If you think about it, look at the position of Amazon in comparison with Facebook and Alibaba. It is obviously a better pick since it has lower risk but yet higher returns than FB and BABA.
Then if you look at the position of MSFT and Apple in comparison with Google and Facebook, its risk is only slightly higher maybe 3-4%. But their returns are about 25% higher than Disney and 10% higher than Google. From a Sharpe Ratio standpoint, MSFT and Apple is a much better pick as its risk-adjusted returns are higher.
That’s why most of the weightage shifts towards Amazon, Tesla, Apple and Microsoft.
8. Limitations of Sharpe Ratio
There are some flaws and limitations to everything you have seen so far. So I myself wouldn’t rely on the second answer 100%. But it does give me a good sense of how each stock is performing.
The first issue is that even though we run 100,000 simulations, the results would be slightly different each time since the weightage allocation are random. Though the pattern and asset allocation would more or less be the same.
Secondly, if we change the starting date of retrieving stock prices, their annualized returns and volatility might be different and the end results could also differ.
Thirdly, this does not account for future growth or funds cyclical rotation. Example, Alibaba only got listed at a much later date compared to the rest. Its rally has not begun as China is still rising. Or when Vaccine is found, there will be a value rotation of institutional funds from tech into consumer stocks like Disney.
Fourthly, past price performance does not equate future performance. Every company has a lifecycle and the growth story would eventually slow. A stock’s 5-year annualised return of 50% does not mean that it will be the same 50% for the next 5 years. Though none of them seems slowing to me, on the contrary, tech growth is accelerating.
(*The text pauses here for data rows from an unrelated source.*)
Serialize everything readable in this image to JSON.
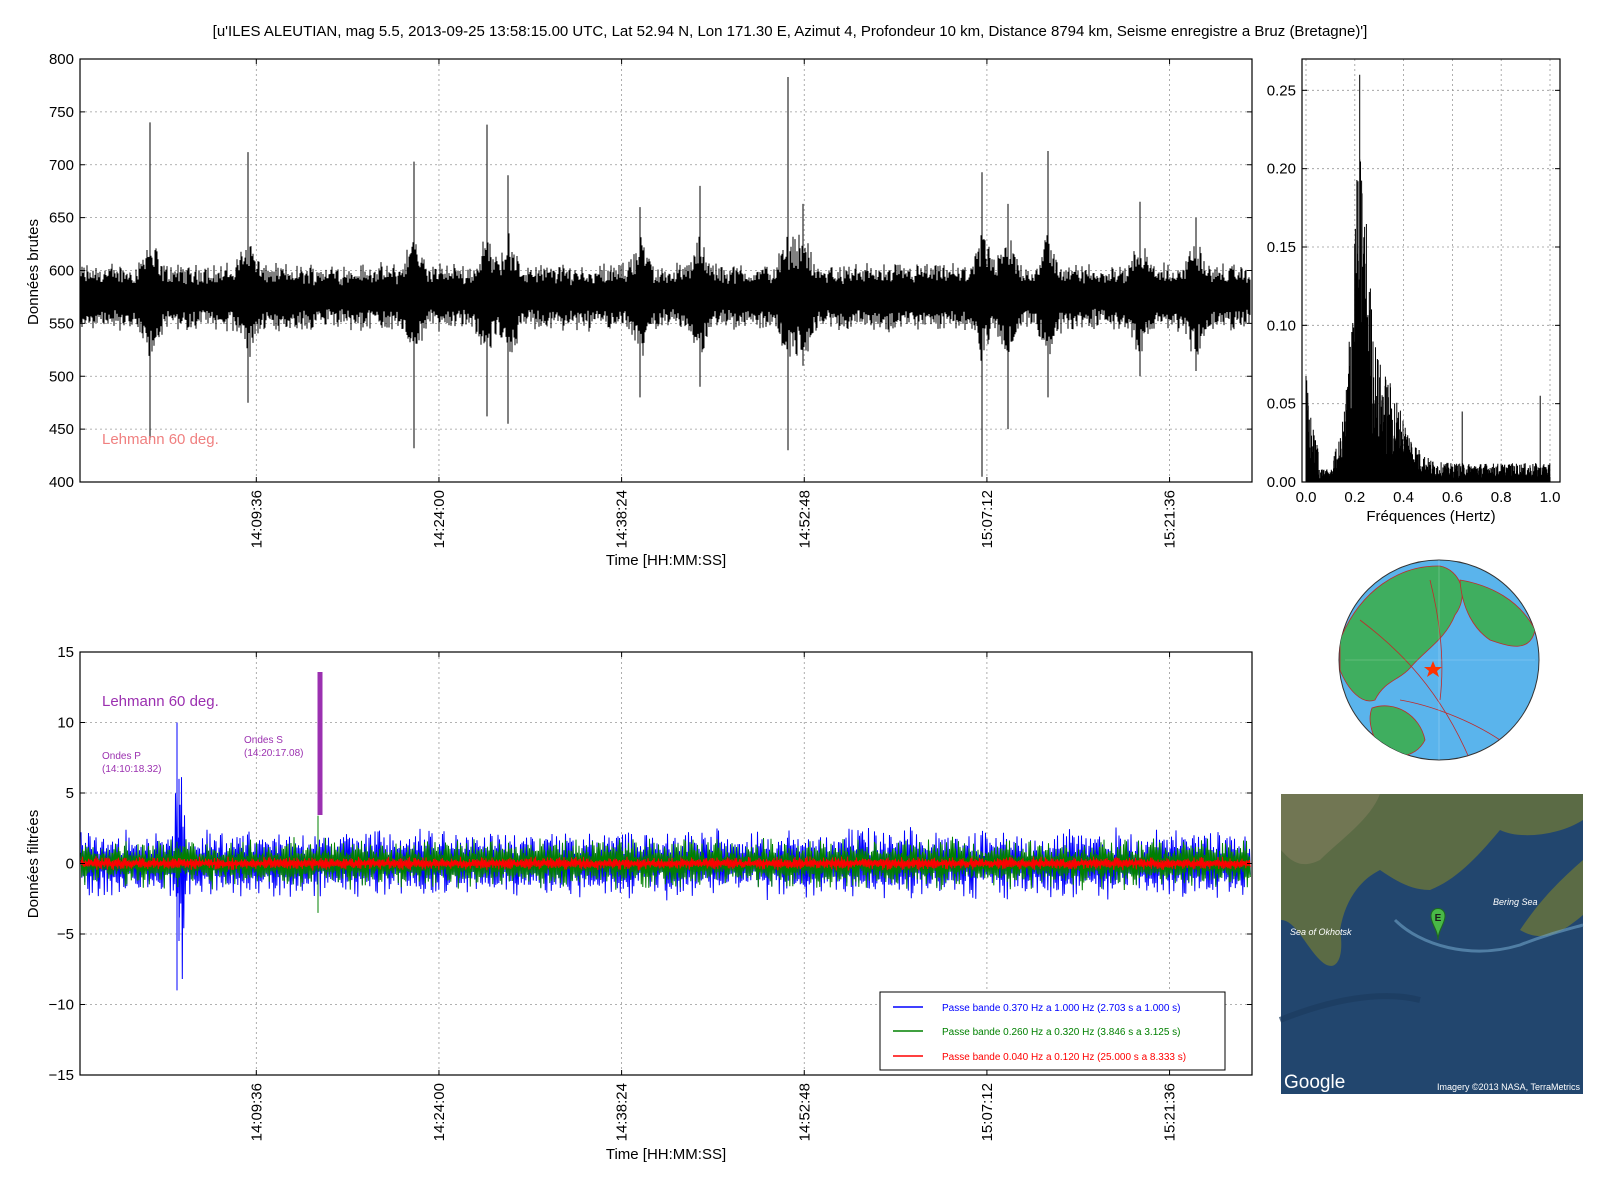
{
  "figure_title": "[u'ILES ALEUTIAN, mag 5.5, 2013-09-25 13:58:15.00 UTC, Lat 52.94 N, Lon 171.30 E, Azimut 4, Profondeur 10 km, Distance 8794 km, Seisme enregistre a Bruz (Bretagne)']",
  "colors": {
    "raw": "#000000",
    "blue": "#0000ff",
    "green": "#008000",
    "red": "#ff0000",
    "lehmann_top": "#f08080",
    "annotation": "#9b30b0",
    "ocean": "#5ab4ec",
    "land": "#3fae5f"
  },
  "icons": {
    "globe": "globe-map-icon",
    "map": "satellite-map-icon",
    "marker": "epicenter-marker-icon"
  },
  "map": {
    "sea_okhotsk": "Sea of Okhotsk",
    "bering_sea": "Bering Sea",
    "marker_letter": "E",
    "google": "Google",
    "credit": "Imagery ©2013 NASA, TerraMetrics"
  },
  "chart_data": [
    {
      "id": "raw",
      "type": "line",
      "ylabel": "Données brutes",
      "xlabel": "Time [HH:MM:SS]",
      "ylim": [
        400,
        800
      ],
      "xlim_seconds_since_1400": [
        -258,
        5286
      ],
      "yticks": [
        400,
        450,
        500,
        550,
        600,
        650,
        700,
        750,
        800
      ],
      "xticks": [
        "14:09:36",
        "14:24:00",
        "14:38:24",
        "14:52:48",
        "15:07:12",
        "15:21:36"
      ],
      "grid": true,
      "baseline": 575,
      "annotation": "Lehmann 60 deg."
    },
    {
      "id": "spectrum",
      "type": "line",
      "xlabel": "Fréquences (Hertz)",
      "xlim": [
        0.0,
        1.0
      ],
      "ylim": [
        0.0,
        0.27
      ],
      "xticks": [
        "0.0",
        "0.2",
        "0.4",
        "0.6",
        "0.8",
        "1.0"
      ],
      "yticks": [
        "0.00",
        "0.05",
        "0.10",
        "0.15",
        "0.20",
        "0.25"
      ],
      "grid": true,
      "peak_frequency_hz": 0.22,
      "peak_value": 0.26
    },
    {
      "id": "filtered",
      "type": "line",
      "ylabel": "Données filtrées",
      "xlabel": "Time [HH:MM:SS]",
      "ylim": [
        -15,
        15
      ],
      "yticks": [
        "−15",
        "−10",
        "−5",
        "0",
        "5",
        "10",
        "15"
      ],
      "xticks": [
        "14:09:36",
        "14:24:00",
        "14:38:24",
        "14:52:48",
        "15:07:12",
        "15:21:36"
      ],
      "grid": true,
      "legend_position": "lower-right",
      "series": [
        {
          "name": "Passe bande 0.370 Hz a 1.000 Hz (2.703 s a 1.000 s)",
          "color": "#0000ff",
          "amplitude": 2.2
        },
        {
          "name": "Passe bande 0.260 Hz a 0.320 Hz (3.846 s a 3.125 s)",
          "color": "#008000",
          "amplitude": 1.6
        },
        {
          "name": "Passe bande 0.040 Hz a 0.120 Hz (25.000 s a 8.333 s)",
          "color": "#ff0000",
          "amplitude": 0.45
        }
      ],
      "annotations": {
        "lehmann": "Lehmann 60 deg.",
        "p_label": "Ondes P",
        "p_time": "(14:10:18.32)",
        "s_label": "Ondes S",
        "s_time": "(14:20:17.08)"
      }
    }
  ]
}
Fifth, some might argue standard deviation is not a function of risk.
Lastly, I am not factoring in covariance between assets in my portfolio. By right, this example should be a mix of cash, bonds, stocks, gold, bitcoin and etc. Or either that, a mix of sectors like consumers, tech, financials, healthcare, energy and etc. But mine is mostly tech companies in one single sector.
9. Should I Optimize my Stock Portfolio Now?
Hopefully, this gives you some ideas or strategies you can think about to optimize your stock portfolio.
One interesting test you can try out is to input in all the stocks you hold in your stock portfolio. Then run the portfolio simulation of different random weights 100,000 times. This will show you all the 100,000 different possibilities based on the stocks you own.
Then look at where your portfolio is on the scatter plot based on your risk and return value. You can do this by running following the code below.
my_weight = np.array([0.2,0.2,0.1,0.1,0.1,0.1,0.1,0.1]).reshape(1,noa) my_return = returns.dot(my_weight.T) my_portfolio = annual_riskreturn(my_return) my_portfolio['Sharpe'] = my_portfolio['Return'] / my_portfolio['Risk'] my_portfolio
Let’s say my capital allocation is 20%, 20%, 10%, 10%, 10%, 10%, 10%, 10%. I can determine my portfolio return, risk and Sharpe ratio by multiplying the stock returns with the weightage.
Is your portfolio on the lower-right, lower-left, upper-right or upper-left? And how far are you from the Sharpe Optimal Portfolio?
If you are on the upper-right, you might want to ask if your portfolio is too volatile? Can I rebalance it to reduce the risks more without sacrificing too much of the returns?
If you are on the lower-left, you might think is my portfolio returns too low? Am I playing it too conservatively? Can I allocate more capital into the alpha growth stocks without increasing my risk too much?
If you are on the upper-left, your portfolio is probably doing quite decently from a risk-adjusted return standpoint.
If you are on the lower-right, you have a high-risk, low-return portfolio. The allocation is not optimal and it probably is time to optimize your stock portfolio.